Ikebana, non solo arte di comporre i fiori ma vera e propria filosofia
Dunque, il termine “ikebana” non si limita a designare una semplice tradizione, ma abbraccia una filosofia profonda, una visione che permea ogni gesto, ogni ramo, ogni fiore disposto con attenzione e rispetto. È un pensiero che nasce dal desiderio di armonizzare l’essere umano con la natura, di instaurare un dialogo silenzioso tra l’uomo e il mondo che lo circonda.
Ogni composizione floreale diviene così una manifestazione tangibile di questa fusione, un punto di incontro tra il cielo e la terra, dove la bellezza della natura si fonde con l’anima umana.
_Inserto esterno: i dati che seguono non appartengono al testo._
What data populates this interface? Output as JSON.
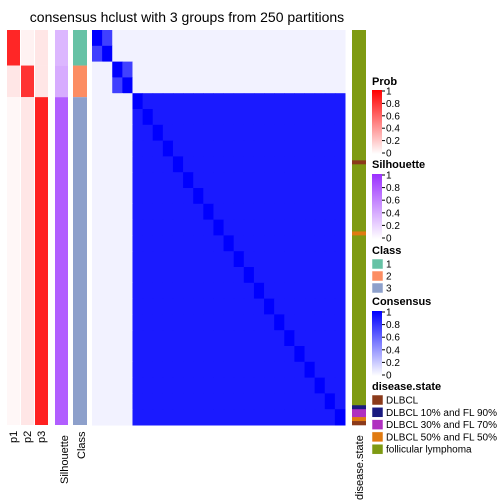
{
  "chart_data": {
    "type": "heatmap",
    "title": "consensus hclust with 3 groups from 250 partitions",
    "column_labels": [
      "p1",
      "p2",
      "p3",
      "Silhouette",
      "Class"
    ],
    "right_column_label": "disease.state",
    "legends": {
      "prob": {
        "title": "Prob",
        "ticks": [
          "1",
          "0.8",
          "0.6",
          "0.4",
          "0.2",
          "0"
        ]
      },
      "silhouette": {
        "title": "Silhouette",
        "ticks": [
          "1",
          "0.8",
          "0.6",
          "0.4",
          "0.2",
          "0"
        ]
      },
      "class": {
        "title": "Class",
        "items": [
          {
            "label": "1",
            "color": "#66C2A5"
          },
          {
            "label": "2",
            "color": "#FC8D62"
          },
          {
            "label": "3",
            "color": "#8DA0CB"
          }
        ]
      },
      "consensus": {
        "title": "Consensus",
        "ticks": [
          "1",
          "0.8",
          "0.6",
          "0.4",
          "0.2",
          "0"
        ]
      },
      "disease_state": {
        "title": "disease.state",
        "items": [
          {
            "label": "DLBCL",
            "color": "#8B3A1A"
          },
          {
            "label": "DLBCL 10% and FL 90%",
            "color": "#1A1A80"
          },
          {
            "label": "DLBCL 30% and FL 70%",
            "color": "#B030C0"
          },
          {
            "label": "DLBCL 50% and FL 50%",
            "color": "#E07A10"
          },
          {
            "label": "follicular lymphoma",
            "color": "#7E9A12"
          }
        ]
      }
    },
    "groups": [
      {
        "class": 1,
        "size": 9,
        "prob": [
          0.85,
          0.05,
          0.1
        ],
        "silhouette": 0.35
      },
      {
        "class": 2,
        "size": 8,
        "prob": [
          0.1,
          0.8,
          0.1
        ],
        "silhouette": 0.4
      },
      {
        "class": 3,
        "size": 83,
        "prob": [
          0.03,
          0.1,
          0.87
        ],
        "silhouette": 0.78
      }
    ],
    "disease_state_segments": [
      {
        "state": "follicular lymphoma",
        "count": 33
      },
      {
        "state": "DLBCL",
        "count": 1
      },
      {
        "state": "follicular lymphoma",
        "count": 17
      },
      {
        "state": "DLBCL 50% and FL 50%",
        "count": 1
      },
      {
        "state": "follicular lymphoma",
        "count": 43
      },
      {
        "state": "DLBCL 10% and FL 90%",
        "count": 1
      },
      {
        "state": "DLBCL 30% and FL 70%",
        "count": 2
      },
      {
        "state": "DLBCL 50% and FL 50%",
        "count": 1
      },
      {
        "state": "DLBCL",
        "count": 1
      }
    ],
    "colors": {
      "prob": "#FF0000",
      "silhouette": "#9B30FF",
      "consensus": "#0000FF"
    }
  }
}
L’ikebana diventa meditazione visiva, un’espressione che va oltre la bellezza formale, un richiamo al rispetto per la natura e alla consapevolezza della sua impermanenza, racchiusa nel concetto che i giapponesi chiamano mujō 無常.
In questo modo, l’ikebana trascende il concetto di semplice “composizione di fiori”, diventando una vera e propria filosofia di vita, un invito a vivere in sintonia con il mondo, a percepire la bellezza non solo con gli occhi, ma con il cuore e la mente, in perfetta armonia con l’universo.